Lynched for striking to protest low wages.
… for organizing black voters.
… for “standing around” in a white neighborhood.
… for knocking on a white woman’s front door.
… for annoying a white woman.
… for complaining about the recent lynching of her husband – the father of her unborn child.
These are just a few of thousands of documented accounts of African Americans killed by lynching. My husband and I spent Memorial Day weekend in Alabama’s Black Belt to tour a new museum and memorial dedicated to furthering visitors’ understanding of this disregarded part of our country’s history.
I realize that Memorial Day is set aside to remember the lives of those who died while serving in our nation’s armed forces, defending our freedom. I do not want to take away from that. During our visit to these somber sites on Memorial Day weekend, however, I couldn’t help but reflect on the lives of the Black Americans who were threatened, tortured, terrorized, and killed in pursuit of that freedom.
Located on the site of a former warehouse in downtown Montgomery, Alabama, where Black people were enslaved, The Legacy Museum: From Enslavement to Mass Incarceration tells the story of the nation’s legacy of slavery and its evolution into racial terror, Jim Crow, and modern-day mass incarceration. From slave narratives and slave catalogs to letters and interviews sent to the Equal Justice Initiative from those behind bars, these first-person accounts provide an intimate look of how an ideology of white supremacy has led to systemic racism in its various forms.
Less than a mile from the Legacy Museum is the National Memorial for Peace and Justice, an outdoor memorial dedicated to the thousands of Black men and women who were lynched in the United States. Hundreds of rust-colored, steel monuments are projected from the ceiling as far as the eye can see, representing each county in the United States where documented lynchings of African Americans took place. Walking into the covered pavilion and seeing each of the six-foot columns engraved with the names – and the “unknowns” – and the dates when they were murdered took my breath away. Identical monuments lie flat in the area outside of the suspended ones, “waiting to be claimed and installed in the counties they represent.”
My maternal great-great-grandfather, Jackson Rice, was among the more than 4,400 African Americans lynched.
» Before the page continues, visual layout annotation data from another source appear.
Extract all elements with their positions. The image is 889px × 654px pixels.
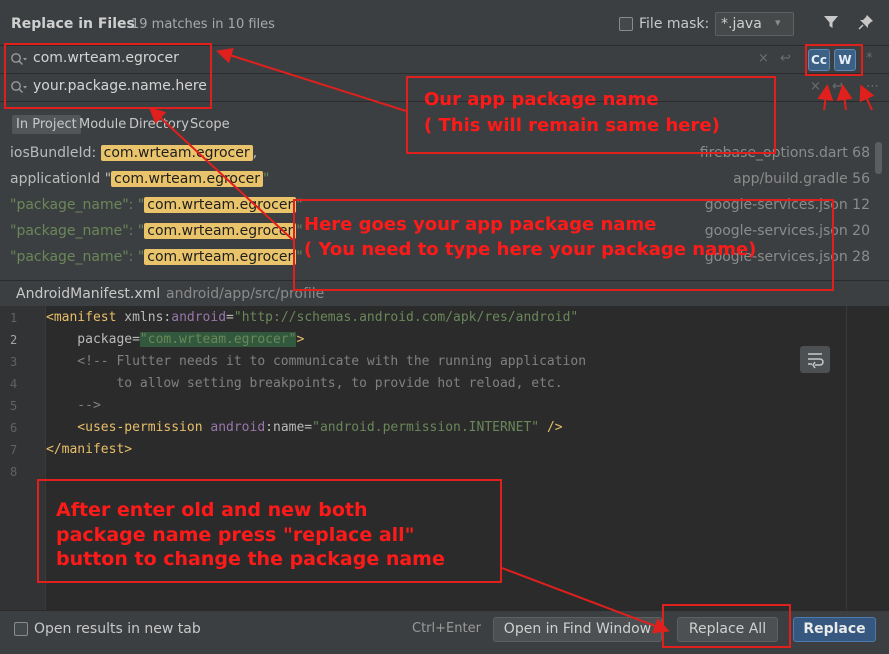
line-number: 2 — [10, 333, 18, 347]
preview-file-name: AndroidManifest.xml — [16, 286, 161, 302]
code-line: </manifest> — [46, 442, 133, 457]
tab-in-project[interactable]: In Project — [12, 115, 81, 134]
result-row[interactable]: applicationId " com.wrteam.egrocer " app/b… — [0, 167, 880, 193]
open-in-find-window-button[interactable]: Open in Find Window — [493, 617, 662, 642]
match-count: 19 matches in 10 files — [131, 17, 275, 32]
code-line: --> — [46, 398, 101, 413]
chevron-down-icon[interactable]: ▾ — [775, 16, 781, 29]
tab-module[interactable]: Module — [75, 115, 130, 134]
annotation-text: ( This will remain same here) — [424, 115, 720, 136]
annotation-text: After enter old and new both — [56, 499, 368, 521]
result-prefix: "package_name": " — [10, 249, 145, 265]
result-prefix: iosBundleId: — [10, 145, 101, 161]
shortcut-hint: Ctrl+Enter — [412, 621, 481, 636]
more-options-icon[interactable]: ⋯ — [866, 79, 879, 94]
open-new-tab-checkbox[interactable] — [14, 622, 28, 636]
result-match: com.wrteam.egrocer — [144, 223, 297, 239]
regex-icon[interactable]: * — [866, 51, 873, 66]
replace-button[interactable]: Replace — [793, 617, 876, 642]
code-line: package="com.wrteam.egrocer"> — [46, 332, 304, 347]
result-prefix: "package_name": " — [10, 197, 145, 213]
code-token: /> — [539, 420, 563, 435]
tab-directory[interactable]: Directory — [125, 115, 193, 134]
code-token: "http://schemas.android.com/apk/res/andr… — [233, 310, 579, 325]
result-match: com.wrteam.egrocer — [100, 145, 253, 161]
file-mask-value: *.java — [721, 16, 762, 32]
annotation-text: Here goes your app package name — [304, 214, 657, 235]
line-number: 3 — [10, 355, 18, 369]
line-number: 7 — [10, 443, 18, 457]
result-match: com.wrteam.egrocer — [144, 249, 297, 265]
clear-replace-icon[interactable]: × — [810, 79, 821, 94]
annotation-text: Our app package name — [424, 89, 659, 110]
code-token: android — [210, 420, 266, 435]
line-number: 5 — [10, 399, 18, 413]
code-token: <uses-permission — [46, 420, 211, 435]
newline-icon[interactable]: ↩ — [780, 51, 791, 66]
line-number: 4 — [10, 377, 18, 391]
wrap-icon — [808, 353, 824, 369]
code-line: <uses-permission android:name="android.p… — [46, 420, 563, 435]
dialog-title: Replace in Files — [11, 16, 135, 32]
file-mask-checkbox[interactable] — [619, 17, 633, 31]
annotation-text: button to change the package name — [56, 548, 445, 570]
result-suffix: " — [263, 171, 270, 187]
pin-icon[interactable] — [858, 14, 874, 34]
line-number: 6 — [10, 421, 18, 435]
code-line: <!-- Flutter needs it to communicate wit… — [46, 354, 587, 369]
open-new-tab-label: Open results in new tab — [34, 621, 201, 637]
code-token: > — [296, 332, 305, 347]
clear-find-icon[interactable]: × — [758, 51, 769, 66]
results-scrollbar[interactable] — [875, 142, 882, 174]
code-line: to allow setting breakpoints, to provide… — [46, 376, 563, 391]
code-line: <manifest xmlns:android="http://schemas.… — [46, 310, 578, 325]
result-prefix: "package_name": " — [10, 223, 145, 239]
file-mask-label: File mask: — [639, 16, 710, 32]
preserve-case-icon[interactable]: ↩ — [832, 79, 843, 94]
result-prefix: applicationId " — [10, 171, 112, 187]
code-token: <manifest — [46, 310, 117, 325]
filter-icon[interactable] — [823, 14, 839, 34]
code-token: package= — [46, 332, 140, 347]
result-match: com.wrteam.egrocer — [111, 171, 264, 187]
code-match-highlight: "com.wrteam.egrocer" — [139, 332, 297, 347]
annotation-box-replace-all — [662, 604, 791, 648]
annotation-text: ( You need to type here your package nam… — [304, 239, 757, 260]
result-file: app/build.gradle 56 — [733, 171, 870, 187]
line-number: 8 — [10, 465, 18, 479]
result-match: com.wrteam.egrocer — [144, 197, 297, 213]
result-suffix: , — [252, 145, 258, 161]
code-token: :name= — [265, 420, 313, 435]
code-token: = — [226, 310, 234, 325]
soft-wrap-button[interactable] — [800, 346, 830, 373]
line-number: 1 — [10, 311, 18, 325]
right-margin-line — [846, 306, 847, 610]
code-token: xmlns: — [116, 310, 172, 325]
tab-scope[interactable]: Scope — [186, 115, 234, 134]
annotation-box-options — [805, 44, 863, 76]
code-token: "android.permission.INTERNET" — [312, 420, 540, 435]
annotation-text: package name press "replace all" — [56, 524, 415, 546]
code-token: android — [171, 310, 227, 325]
annotation-box-find — [4, 43, 212, 109]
He was killed near my hometown in Conway County, Arkansas, in November 1891 and is listed as William Rice on the marker at the Memorial. My husband does genealogy research and wrote about his death on his “Genealogics” blog back in June 2016. Our hope is to find the site near where the lynching took place and collect dirt to send to the Equal Justice Initiative as part of its Community Remembrance Project.
Our visit to Montgomery was my first visit to Alabama’s Black Belt, so we also saw historic sites such as Dexter Avenue Baptist Church where Rev. Dr. Martin Luther King Jr. pastored from 1954 to 1960 as well as the site where Rosa Parks was arrested, sparking the 381-day Montgomery Bus Boycott. On our way back to Arkansas, we drove – in the opposite direction – the 54-mile route of the Selma-to-Montgomery March along Highway 80 and stood on the Edmund Pettus Bridge where voting rights activists were confronted and attacked by law enforcement on “Bloody Sunday.”
May we never forget the price of freedom and continue to do what we can to ensure it is available to all.